Todos esses desafios vêm impactando significativamente o aumento dos custos de produção, puxado principalmente por grãos como trigo, soja e milho, que são fundamentais para compor os alimentos e rações animais. Nesse momento de pressão dos custos, a competitividade entre as empresas do setor é imensa, com margens cada vez mais estreitas – a maioria ali brigando na redução dos centavos da tonelada produzida.
Nesse cenário, a busca por estratégias que tragam mais eficiência ao processo produtivo, melhorem o uso dos recursos disponíveis e que possam diminuir os custos (seja aumentando desempenho animal com melhora de eficiência alimentar ou reduzindo custos de produção de matéria-prima) ficou ainda mais relevante. Como vimos em artigos anteriores, existem diversas maneiras de fazer isso, desde uso de premixes, aditivos e soluções nutricionais específicas para aprimoramento dos objetivos de desempenho, até por um foco maior no processo de formulação e reformulação dos produtos.
Hoje, vamos falar um pouco sobre tecnologias que, mesmo não tão novas, ficam mais acessíveis com o passar dos anos e trazem impactos substanciais no processo de nutrição e produção animal. Em especial, vamos falar sobre uma tecnologia que traz métodos analíticos que podem ser usados para tomar decisões mais rápidas para diminuir variabilidade e desvios que impactam nas especificações do produto – consequentemente, uma boa quantidade de dinheiro pode ser economizada e um produto com qualidade consistente pode ser oferecido aos clientes. Vamos falar sobre a tecnologia NIRS, que tem um potencial enorme para melhorar o monitoramento e controle dos processos que envolvem a produção de ração dentro das fábricas.
A tecnologia NIRS tem uma variedade grande de aplicações, sendo usada em larga escala para analisar alimentos de diferentes origens: cereais e seus derivados, sementes, produtos acabados e pré-misturas, insumos de origem animal, líquidos, granulados, pó, entre tantos outros. Lógico que a ideia aqui não é explicar todo o princípio de emissão de radiação eletromagnética, quimiometria e ciência de dados – e sim, explicar o conceito principal, a aplicação dela na indústria e como formuladores podem se beneficiar dos seus dados.

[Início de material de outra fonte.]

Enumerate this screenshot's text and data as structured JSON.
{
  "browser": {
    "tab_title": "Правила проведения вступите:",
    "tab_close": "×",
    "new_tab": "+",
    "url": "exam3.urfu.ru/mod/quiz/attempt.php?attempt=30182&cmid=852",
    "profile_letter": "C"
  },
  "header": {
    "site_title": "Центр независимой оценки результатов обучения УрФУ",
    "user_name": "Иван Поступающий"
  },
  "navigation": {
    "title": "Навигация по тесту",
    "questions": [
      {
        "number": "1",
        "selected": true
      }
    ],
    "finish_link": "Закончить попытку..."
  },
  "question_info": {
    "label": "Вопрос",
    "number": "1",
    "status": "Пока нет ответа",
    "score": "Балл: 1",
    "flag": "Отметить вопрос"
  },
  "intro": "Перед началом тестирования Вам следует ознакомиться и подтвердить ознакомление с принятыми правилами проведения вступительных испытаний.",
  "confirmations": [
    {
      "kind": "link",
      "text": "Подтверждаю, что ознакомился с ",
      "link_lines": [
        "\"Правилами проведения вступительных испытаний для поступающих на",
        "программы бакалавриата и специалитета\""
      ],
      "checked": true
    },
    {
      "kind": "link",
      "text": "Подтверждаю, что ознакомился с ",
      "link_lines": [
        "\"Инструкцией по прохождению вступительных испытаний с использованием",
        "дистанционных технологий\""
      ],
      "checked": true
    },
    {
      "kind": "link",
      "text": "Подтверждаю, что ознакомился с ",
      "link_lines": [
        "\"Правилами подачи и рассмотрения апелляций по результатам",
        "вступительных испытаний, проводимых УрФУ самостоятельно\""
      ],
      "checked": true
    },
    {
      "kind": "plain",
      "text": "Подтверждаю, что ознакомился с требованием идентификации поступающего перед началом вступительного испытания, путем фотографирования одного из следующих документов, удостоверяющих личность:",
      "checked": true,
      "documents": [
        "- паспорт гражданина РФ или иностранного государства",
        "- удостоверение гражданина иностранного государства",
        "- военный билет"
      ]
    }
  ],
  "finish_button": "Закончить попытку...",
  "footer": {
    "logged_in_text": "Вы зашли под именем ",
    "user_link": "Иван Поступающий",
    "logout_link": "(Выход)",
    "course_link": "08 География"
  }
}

O que é a tecnologia NIRS?
De maneira resumida, o NIR (que é sigla do inglês para Near Infrared Reflectance) é uma tecnologia rápida e de alta precisão que utiliza do princípio natural da emissão de radiação eletromagnética para realizar análises de determinação da composição química de alimentos e outras amostras orgânicas (e até mesmo algumas inorgânicas). É uma tecnologia de espectroscopia vibracional que utiliza a energia de fótons na faixa espectral de 750 nanômetros (nm) a 2500nm para medir a interação da radiação eletromagnética com os movimentos de vibração de um sistema molecular – e, assim, mensurar a sua interação com a matéria.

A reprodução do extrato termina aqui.